Why do you believe this will be a historic moment for Palestine?

The March shall be the first mass mobilization of this size since 1967. Internationals will walk hand in hand with Palestinians modeled on the South African anti-apartheid movement of the 1980’s. This siege has been imposed upon Palestinian people due to them exercising their democratic choice. The significance of this March, however, also goes beyond the siege. As Palestinians 750,000 of us have been displaced and forced to become refugees. Palestinians living in 1948 land experience racial discrimination on daily basis and there is systematic policy of ethnic cleansing in place.

What is your message to the international community?

If I could put into a slogan the current climate in Gaza I would say “we are fed up”. The international community has only given us empty rhetoric and lip service and in the meantime we have been suffering. For this reason we rely on the people of the world and their power to change the course of the future. We believe in people to people solidarity in order to bring down the Israeli apartheid regime. We want peace with justice. This March shall be the first crack, the first concrete step to end the siege and the illegal occupation. This shall be a wake up call to the international community that as Palestinians we shall no longer tolerate hypocrisy.

What is your message to Israel?

You cannot go on committing war crimes and crimes against humanity as witnessed by judge Goldstone with impunity forever. Recent events in the UK against Livni have shown that also the world will not tolerate Nazi like acts committed by a Nazi like government against civilians.

To the people of Israel I say you voted for the most fascist government since 1948 expecting your government to completely get rid of Palestinians.
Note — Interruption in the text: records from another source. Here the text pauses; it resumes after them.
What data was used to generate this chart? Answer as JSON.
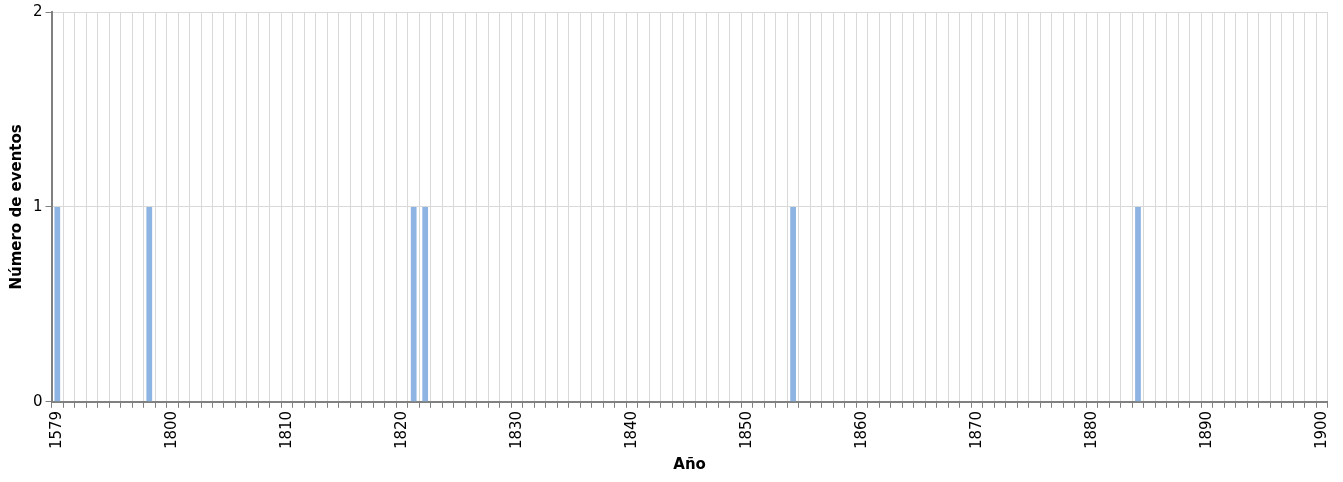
{
  "chart_data": {
    "type": "bar",
    "xlabel": "Año",
    "ylabel": "Número de eventos",
    "categories": [
      "1579",
      null,
      null,
      null,
      null,
      null,
      null,
      null,
      null,
      null,
      "1800",
      null,
      null,
      null,
      null,
      null,
      null,
      null,
      null,
      null,
      "1810",
      null,
      null,
      null,
      null,
      null,
      null,
      null,
      null,
      null,
      "1820",
      null,
      null,
      null,
      null,
      null,
      null,
      null,
      null,
      null,
      "1830",
      null,
      null,
      null,
      null,
      null,
      null,
      null,
      null,
      null,
      "1840",
      null,
      null,
      null,
      null,
      null,
      null,
      null,
      null,
      null,
      "1850",
      null,
      null,
      null,
      null,
      null,
      null,
      null,
      null,
      null,
      "1860",
      null,
      null,
      null,
      null,
      null,
      null,
      null,
      null,
      null,
      "1870",
      null,
      null,
      null,
      null,
      null,
      null,
      null,
      null,
      null,
      "1880",
      null,
      null,
      null,
      null,
      null,
      null,
      null,
      null,
      null,
      "1890",
      null,
      null,
      null,
      null,
      null,
      null,
      null,
      null,
      null,
      "1900"
    ],
    "values": [
      1,
      0,
      0,
      0,
      0,
      0,
      0,
      0,
      1,
      0,
      0,
      0,
      0,
      0,
      0,
      0,
      0,
      0,
      0,
      0,
      0,
      0,
      0,
      0,
      0,
      0,
      0,
      0,
      0,
      0,
      0,
      1,
      1,
      0,
      0,
      0,
      0,
      0,
      0,
      0,
      0,
      0,
      0,
      0,
      0,
      0,
      0,
      0,
      0,
      0,
      0,
      0,
      0,
      0,
      0,
      0,
      0,
      0,
      0,
      0,
      0,
      0,
      0,
      0,
      1,
      0,
      0,
      0,
      0,
      0,
      0,
      0,
      0,
      0,
      0,
      0,
      0,
      0,
      0,
      0,
      0,
      0,
      0,
      0,
      0,
      0,
      0,
      0,
      0,
      0,
      0,
      0,
      0,
      0,
      1,
      0,
      0,
      0,
      0,
      0,
      0,
      0,
      0,
      0,
      0,
      0,
      0,
      0,
      0,
      0,
      0
    ],
    "color": "#8db4e2",
    "ylim": [
      0,
      2
    ],
    "yticks": [
      0,
      1,
      2
    ],
    "grid": true
  }
}
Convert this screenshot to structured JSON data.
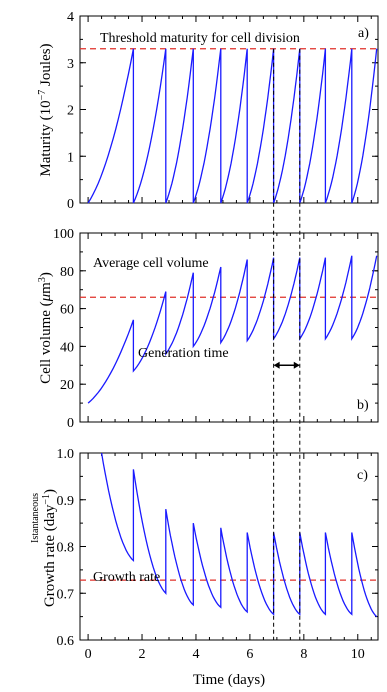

History has shown us that this will only backfire and bring more wars affecting not only Palestinians but the entire Middle East and inevitably Israel. Exactly like apartheid South Africa campaigned when their state became a pariah state; this is your time to put pressure on your government to implement the UN resolution which calls for an end to the occupation and allows the return of refugees. Peace without justice is not peace.

What will happen after the March?

The March is not symbolic but rather we expect it to be part of a series of events which will lead to the end of the siege. We want to intensify and continue building a global Boycott, Divestment and Sanctions (BDS) campaign which is human rights based and calling for the implementation of international law and an end to the occupation.

We will continue to host international delegations visiting us and together we will be calling for Israeli war criminals to be tried in international courts.

Bianca Zammit is a member of the International Solidarity Movement in Gaza and of the Boycott, Divestment and Sanctions (BDS) Movement. She contributed this article to PalestineChronicle.com.